Nonetheless this refresh doesn’t work for everyone. If you used the 1.5x redemptions and lost that, or the bulk of your spend was for cruises and sthort-term rentals then the refresh doesn’t work for you. So it’s controverial.

Frequent Miler wants Chase to bring back:

  1. 3x earning on all non-airline and hotel travel spend, and
  2. bring back 1.5 cent redemptions for all bookings through Chase Travel, plus offer 1.75 and 2 cent PointsBoost redemptions.

Those would be nice – they’d give more to consumers, on top of all of the other things that Chase added – but the goal of the refresh was to improve the card’s economics for Chase as well as appealing to customers. It’s worth considering what Chase was trying to do with the refresh.

  • Reduce cost of points-earning. Sapphire Reserve now offers 4x on direct air and hotel spend, but eliminates 3x on all other travel – cruises, Airbnb and Vrbo, toll bridges, highways, and parking lots and garages. It would be nice to bring back 3x on all travel, but the goal of the refresh was to improve the economics for Chase! The new version works very well for me – I don’t book cruises, I prefer hotels over Airbnb – but it also works better for Chase overall.
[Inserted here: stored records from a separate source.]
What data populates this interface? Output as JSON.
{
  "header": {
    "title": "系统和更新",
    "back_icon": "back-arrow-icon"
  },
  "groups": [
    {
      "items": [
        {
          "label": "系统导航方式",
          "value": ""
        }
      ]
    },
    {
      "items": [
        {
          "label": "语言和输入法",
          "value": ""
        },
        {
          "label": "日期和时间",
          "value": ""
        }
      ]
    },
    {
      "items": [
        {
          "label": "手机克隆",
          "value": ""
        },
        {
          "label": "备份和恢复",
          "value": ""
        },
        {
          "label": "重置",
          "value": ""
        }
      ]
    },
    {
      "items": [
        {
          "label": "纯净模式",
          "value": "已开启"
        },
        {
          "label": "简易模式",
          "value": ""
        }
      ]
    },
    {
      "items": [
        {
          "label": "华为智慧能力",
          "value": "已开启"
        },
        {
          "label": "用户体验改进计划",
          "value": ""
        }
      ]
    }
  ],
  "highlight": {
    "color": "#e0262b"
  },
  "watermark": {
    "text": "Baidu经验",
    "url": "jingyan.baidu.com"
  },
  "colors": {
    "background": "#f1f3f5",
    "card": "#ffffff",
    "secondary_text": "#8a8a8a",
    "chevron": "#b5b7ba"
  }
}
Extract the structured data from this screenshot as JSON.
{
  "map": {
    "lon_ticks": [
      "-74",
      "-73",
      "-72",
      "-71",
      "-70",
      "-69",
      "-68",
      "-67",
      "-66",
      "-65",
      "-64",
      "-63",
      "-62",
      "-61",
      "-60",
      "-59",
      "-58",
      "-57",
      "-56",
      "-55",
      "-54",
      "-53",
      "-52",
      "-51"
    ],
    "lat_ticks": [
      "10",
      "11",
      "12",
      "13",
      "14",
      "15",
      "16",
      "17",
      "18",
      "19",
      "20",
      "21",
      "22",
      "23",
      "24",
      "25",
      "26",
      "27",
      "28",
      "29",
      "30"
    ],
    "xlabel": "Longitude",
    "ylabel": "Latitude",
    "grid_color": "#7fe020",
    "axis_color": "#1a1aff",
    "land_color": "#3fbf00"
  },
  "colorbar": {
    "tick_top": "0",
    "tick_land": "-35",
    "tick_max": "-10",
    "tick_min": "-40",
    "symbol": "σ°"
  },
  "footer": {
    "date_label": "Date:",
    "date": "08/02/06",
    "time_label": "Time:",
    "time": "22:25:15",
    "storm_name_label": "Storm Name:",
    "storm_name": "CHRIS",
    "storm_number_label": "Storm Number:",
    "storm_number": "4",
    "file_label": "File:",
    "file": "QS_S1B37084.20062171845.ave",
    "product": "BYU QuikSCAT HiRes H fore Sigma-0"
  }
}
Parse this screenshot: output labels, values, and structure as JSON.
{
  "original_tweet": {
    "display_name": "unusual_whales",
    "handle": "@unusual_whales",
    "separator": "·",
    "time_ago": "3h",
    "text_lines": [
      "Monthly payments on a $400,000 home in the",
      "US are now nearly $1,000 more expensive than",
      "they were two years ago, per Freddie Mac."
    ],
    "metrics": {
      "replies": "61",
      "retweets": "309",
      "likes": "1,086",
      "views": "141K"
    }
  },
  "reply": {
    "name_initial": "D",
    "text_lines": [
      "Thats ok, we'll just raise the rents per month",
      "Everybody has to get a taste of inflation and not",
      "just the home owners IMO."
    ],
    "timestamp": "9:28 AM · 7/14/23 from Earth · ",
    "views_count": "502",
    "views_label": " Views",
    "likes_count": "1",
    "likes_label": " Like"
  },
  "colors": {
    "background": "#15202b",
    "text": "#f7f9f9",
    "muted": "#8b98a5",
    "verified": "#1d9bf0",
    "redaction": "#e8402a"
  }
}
  • Reduce cost of points-redemption. 1.5x on all travel was expensive, because it meant they’d have to go out and buy that travel at retail, minus any commission they’d earn on the Chase Travel booking (which in many cases, especially for air, could be quite modest). PointsBoost gives elevated value where Chase has discount deals in place, and the best (2 cent) value where the discounts are greatest.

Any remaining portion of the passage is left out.